Rees committed another two turnovers in the contest, bringing his season total to nine. Nevertheless, Kelly reaffirmed his confidence in Rees’ ability to improve as the season progresses, downplaying the possibility of a potential switch back to senior quarterback Dayne Crist as the starter.
“We better not be talking about this stuff next year or there will be another quarterback playing,” Kelly said. “But [Rees] is learning. Some of the body of his work is really good and some of it needs great improvement, and he knows that. I know that, and we believe that he’s capable of being more consistent for a longer period of time.”
Although Rees’ inability to scramble and his limited “escapability” pose potential threats to a spread offense, Kelly identified specific features that could be incorporated into the offense moving forward. The coach said stretching the field vertically with the long ball and more touches for senior wide receiver Michael Floyd, who tallied 27 yards on just four catches in Saturday’s contest, would be looked at moving forward.

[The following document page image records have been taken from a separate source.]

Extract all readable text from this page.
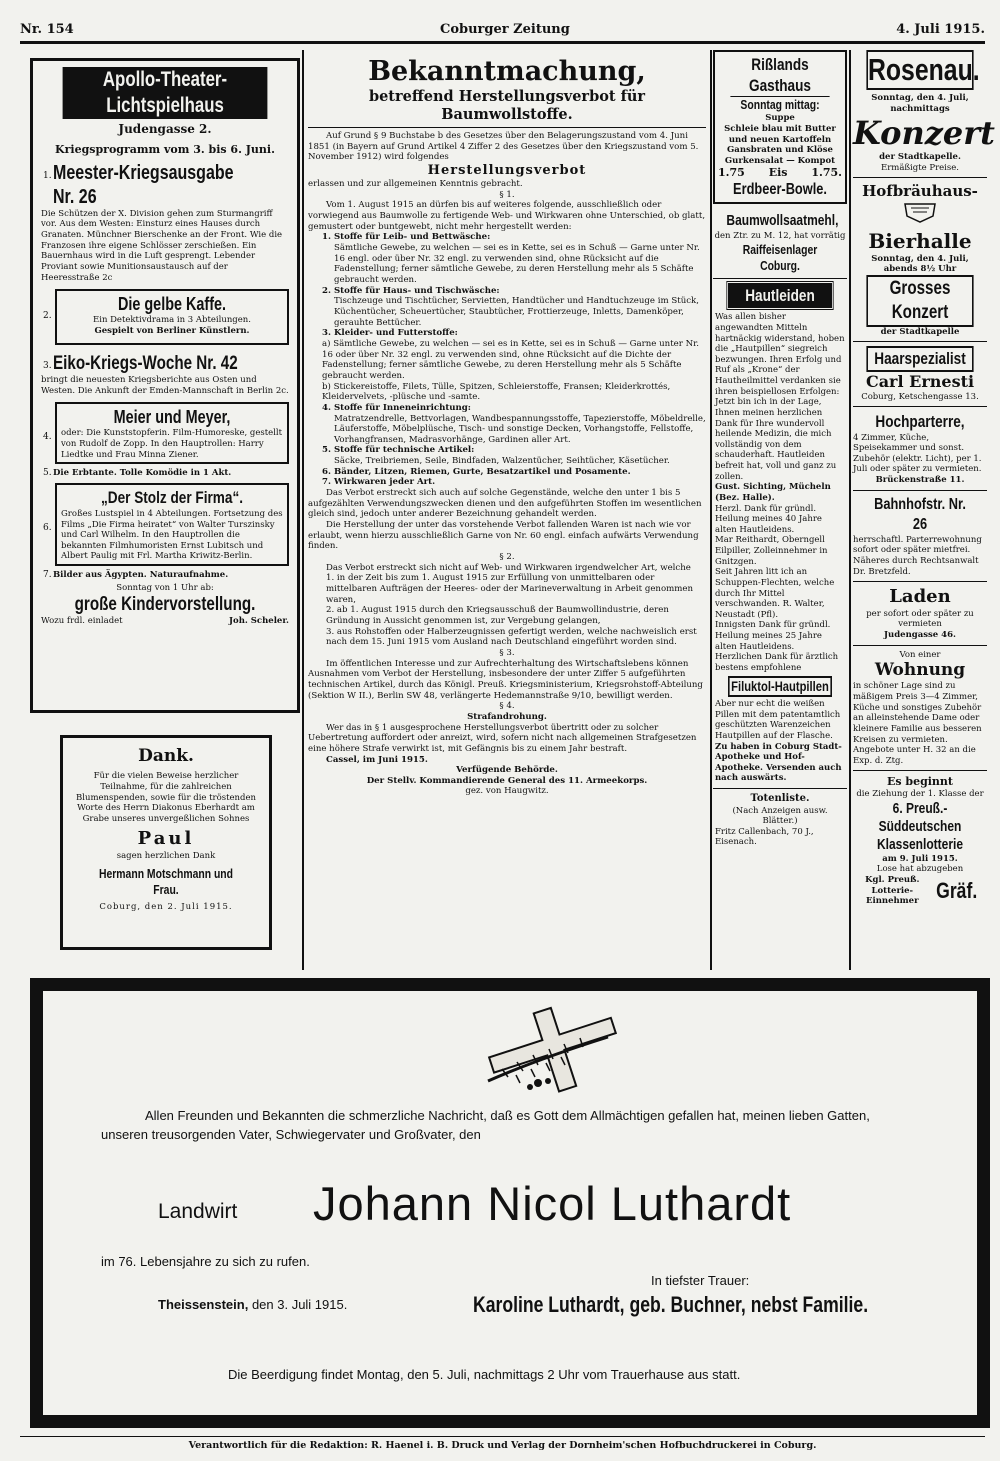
Nr. 154	Coburger Zeitung	4. Juli 1915.
Apollo-Theater-Lichtspielhaus
Judengasse 2.
Kriegsprogramm vom 3. bis 6. Juni.
1. Meester-Kriegsausgabe Nr. 26

Die Schützen der X. Division gehen zum Sturmangriff vor. Aus dem Westen: Einsturz eines Hauses durch Granaten. Münchner Bierschenke an der Front. Wie die Franzosen ihre eigene Schlösser zerschießen. Ein Bauernhaus wird in die Luft gesprengt. Lebender Proviant sowie Munitionsaustausch auf der Heeresstraße 2c

2.
Die gelbe Kaffe.
Ein Detektivdrama in 3 Abteilungen.
Gespielt von Berliner Künstlern.
3. Eiko-Kriegs-Woche Nr. 42

bringt die neuesten Kriegsberichte aus Osten und Westen. Die Ankunft der Emden-Mannschaft in Berlin 2c.

4.
Meier und Meyer,

oder: Die Kunststopferin. Film-Humoreske, gestellt von Rudolf de Zopp. In den Hauptrollen: Harry Liedtke und Frau Minna Ziener.

5. Die Erbtante. Tolle Komödie in 1 Akt.

6.
„Der Stolz der Firma“.

Großes Lustspiel in 4 Abteilungen. Fortsetzung des Films „Die Firma heiratet“ von Walter Turszinsky und Carl Wilhelm. In den Hauptrollen die bekannten Filmhumoristen Ernst Lubitsch und Albert Paulig mit Frl. Martha Kriwitz-Berlin.

7. Bilder aus Ägypten. Naturaufnahme.

Sonntag von 1 Uhr ab:
große Kindervorstellung.
Wozu frdl. einladet	Joh. Scheler.
Dank.

Für die vielen Beweise herzlicher Teilnahme, für die zahlreichen Blumenspenden, sowie für die tröstenden Worte des Herrn Diakonus Eberhardt am Grabe unseres unvergeßlichen Sohnes

Paul
sagen herzlichen Dank
Hermann Motschmann und Frau.
Coburg, den 2. Juli 1915.
Bekanntmachung,
betreffend Herstellungsverbot für Baumwollstoffe.

Auf Grund § 9 Buchstabe b des Gesetzes über den Belagerungszustand vom 4. Juni 1851 (in Bayern auf Grund Artikel 4 Ziffer 2 des Gesetzes über den Kriegszustand vom 5. November 1912) wird folgendes

Herstellungsverbot

erlassen und zur allgemeinen Kenntnis gebracht.

§ 1.

Vom 1. August 1915 an dürfen bis auf weiteres folgende, ausschließlich oder vorwiegend aus Baumwolle zu fertigende Web- und Wirkwaren ohne Unterschied, ob glatt, gemustert oder buntgewebt, nicht mehr hergestellt werden:

1. Stoffe für Leib- und Bettwäsche:

Sämtliche Gewebe, zu welchen — sei es in Kette, sei es in Schuß — Garne unter Nr. 16 engl. oder über Nr. 32 engl. zu verwenden sind, ohne Rücksicht auf die Fadenstellung; ferner sämtliche Gewebe, zu deren Herstellung mehr als 5 Schäfte gebraucht werden.

2. Stoffe für Haus- und Tischwäsche:

Tischzeuge und Tischtücher, Servietten, Handtücher und Handtuchzeuge im Stück, Küchentücher, Scheuertücher, Staubtücher, Frottierzeuge, Inletts, Damenköper, gerauhte Bettücher.

3. Kleider- und Futterstoffe:

a) Sämtliche Gewebe, zu welchen — sei es in Kette, sei es in Schuß — Garne unter Nr. 16 oder über Nr. 32 engl. zu verwenden sind, ohne Rücksicht auf die Dichte der Fadenstellung; ferner sämtliche Gewebe, zu deren Herstellung mehr als 5 Schäfte gebraucht werden.

b) Stickereistoffe, Filets, Tülle, Spitzen, Schleierstoffe, Fransen; Kleiderkrottés, Kleidervelvets, -plüsche und -samte.

4. Stoffe für Inneneinrichtung:

Matratzendrelle, Bettvorlagen, Wandbespannungsstoffe, Tapezierstoffe, Möbeldrelle, Läuferstoffe, Möbelplüsche, Tisch- und sonstige Decken, Vorhangstoffe, Fellstoffe, Vorhangfransen, Madrasvorhänge, Gardinen aller Art.

5. Stoffe für technische Artikel:

Säcke, Treibriemen, Seile, Bindfaden, Walzentücher, Seihtücher, Käsetücher.

6. Bänder, Litzen, Riemen, Gurte, Besatzartikel und Posamente.

7. Wirkwaren jeder Art.

Das Verbot erstreckt sich auch auf solche Gegenstände, welche den unter 1 bis 5 aufgezählten Verwendungszwecken dienen und den aufgeführten Stoffen im wesentlichen gleich sind, jedoch unter anderer Bezeichnung gehandelt werden.

Die Herstellung der unter das vorstehende Verbot fallenden Waren ist nach wie vor erlaubt, wenn hierzu ausschließlich Garne von Nr. 60 engl. einfach aufwärts Verwendung finden.

§ 2.

Das Verbot erstreckt sich nicht auf Web- und Wirkwaren irgendwelcher Art, welche

1. in der Zeit bis zum 1. August 1915 zur Erfüllung von unmittelbaren oder mittelbaren Aufträgen der Heeres- oder der Marineverwaltung in Arbeit genommen waren,

2. ab 1. August 1915 durch den Kriegsausschuß der Baumwollindustrie, deren Gründung in Aussicht genommen ist, zur Vergebung gelangen,

3. aus Rohstoffen oder Halberzeugnissen gefertigt werden, welche nachweislich erst nach dem 15. Juni 1915 vom Ausland nach Deutschland eingeführt worden sind.

§ 3.

Im öffentlichen Interesse und zur Aufrechterhaltung des Wirtschaftslebens können Ausnahmen vom Verbot der Herstellung, insbesondere der unter Ziffer 5 aufgeführten technischen Artikel, durch das Königl. Preuß. Kriegsministerium, Kriegsrohstoff-Abteilung (Sektion W II.), Berlin SW 48, verlängerte Hedemannstraße 9/10, bewilligt werden.

§ 4.
Strafandrohung.

Wer das in § 1 ausgesprochene Herstellungsverbot übertritt oder zu solcher Uebertretung auffordert oder anreizt, wird, sofern nicht nach allgemeinen Strafgesetzen eine höhere Strafe verwirkt ist, mit Gefängnis bis zu einem Jahr bestraft.

Cassel, im Juni 1915.

Verfügende Behörde.
Der Stellv. Kommandierende General des 11. Armeekorps.
gez. von Haugwitz.
Rißlands Gasthaus
Sonntag mittag:
Suppe
Schleie blau mit Butter und neuen Kartoffeln
Gansbraten und Klöse
Gurkensalat — Kompot
1.75 Eis 1.75.
Erdbeer-Bowle.
Baumwollsaatmehl,
den Ztr. zu M. 12, hat vorrätig
Raiffeisenlager Coburg.
Hautleiden

Was allen bisher angewandten Mitteln hartnäckig widerstand, hoben die „Hautpillen“ siegreich bezwungen. Ihren Erfolg und Ruf als „Krone“ der Hautheilmittel verdanken sie ihren beispiellosen Erfolgen: Jetzt bin ich in der Lage, Ihnen meinen herzlichen Dank für Ihre wundervoll heilende Medizin, die mich vollständig von dem schauderhaft. Hautleiden befreit hat, voll und ganz zu zollen.

Gust. Sichting, Mücheln (Bez. Halle).

Herzl. Dank für gründl. Heilung meines 40 Jahre alten Hautleidens.

Mar Reithardt, Oberngell

Eilpiller, Zolleinnehmer in Gnitzgen.

Seit Jahren litt ich an Schuppen-Flechten, welche durch Ihr Mittel verschwanden. R. Walter, Neustadt (Pfl).

Innigsten Dank für gründl. Heilung meines 25 Jahre alten Hautleidens.

Herzlichen Dank für ärztlich bestens empfohlene

Filuktol-Hautpillen

Aber nur echt die weißen Pillen mit dem patentamtlich geschützten Warenzeichen Hautpillen auf der Flasche.

Zu haben in Coburg Stadt-Apotheke und Hof-Apotheke. Versenden auch nach auswärts.

Totenliste.
(Nach Anzeigen ausw. Blätter.)

Fritz Callenbach, 70 J., Eisenach.

Rosenau.
Sonntag, den 4. Juli, nachmittags
Konzert
der Stadtkapelle.
Ermäßigte Preise.
Hofbräuhaus-
Bierhalle
Sonntag, den 4. Juli, abends 8½ Uhr
Grosses Konzert
der Stadtkapelle
Haarspezialist
Carl Ernesti
Coburg, Ketschengasse 13.
Hochparterre,

4 Zimmer, Küche, Speisekammer und sonst. Zubehör (elektr. Licht), per 1. Juli oder später zu vermieten.

Brückenstraße 11.
Bahnhofstr. Nr. 26

herrschaftl. Parterrewohnung sofort oder später mietfrei. Näheres durch Rechtsanwalt Dr. Bretzfeld.

Laden
per sofort oder später zu vermieten
Judengasse 46.
Von einer
Wohnung

in schöner Lage sind zu mäßigem Preis 3—4 Zimmer, Küche und sonstiges Zubehör an alleinstehende Dame oder kleinere Familie aus besseren Kreisen zu vermieten. Angebote unter H. 32 an die Exp. d. Ztg.

Es beginnt
die Ziehung der 1. Klasse der
6. Preuß.-Süddeutschen Klassenlotterie
am 9. Juli 1915.
Lose hat abzugeben
Kgl. Preuß. Lotterie-Einnehmer Gräf.
Allen Freunden und Bekannten die schmerzliche Nachricht, daß es Gott dem Allmächtigen gefallen hat, meinen lieben Gatten,
unseren treusorgenden Vater, Schwiegervater und Großvater, den
Landwirt Johann Nicol Luthardt
im 76. Lebensjahre zu sich zu rufen.
In tiefster Trauer:
Theissenstein, den 3. Juli 1915.	Karoline Luthardt, geb. Buchner, nebst Familie.
Die Beerdigung findet Montag, den 5. Juli, nachmittags 2 Uhr vom Trauerhause aus statt.
Verantwortlich für die Redaktion: R. Haenel i. B. Druck und Verlag der Dornheim'schen Hofbuchdruckerei in Coburg.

“I think there’s going to be some games as it unfolds that [Floyd’s] not going to get 10 passes — it’s just the nature of the game,” he said. “I think there’s a number of ways that we can continue to make sure that he gets the appropriate amount of touches, but we just don’t want that to be a consistent kind of scenario more than anything else.”
After completing the first leg of the season, Kelly stressed the importance of keeping his players healthy heading into the heart of the season. After playing three consecutive teams currently ranked in the USA Today top-25 to start the season, Notre Dame does not face a currently top-ranked opponent until the season finale against No. 4 Stanford.
“Going into week five, the most important thing is that our guys are taking care of themselves and making sure that we’re able to get all of our players at 100 percent on Saturday,” Kelly said, “because when you play the kind of schedule that we have in the first five weeks, you’ve got to make sure that your guys are ready to play every week physically.”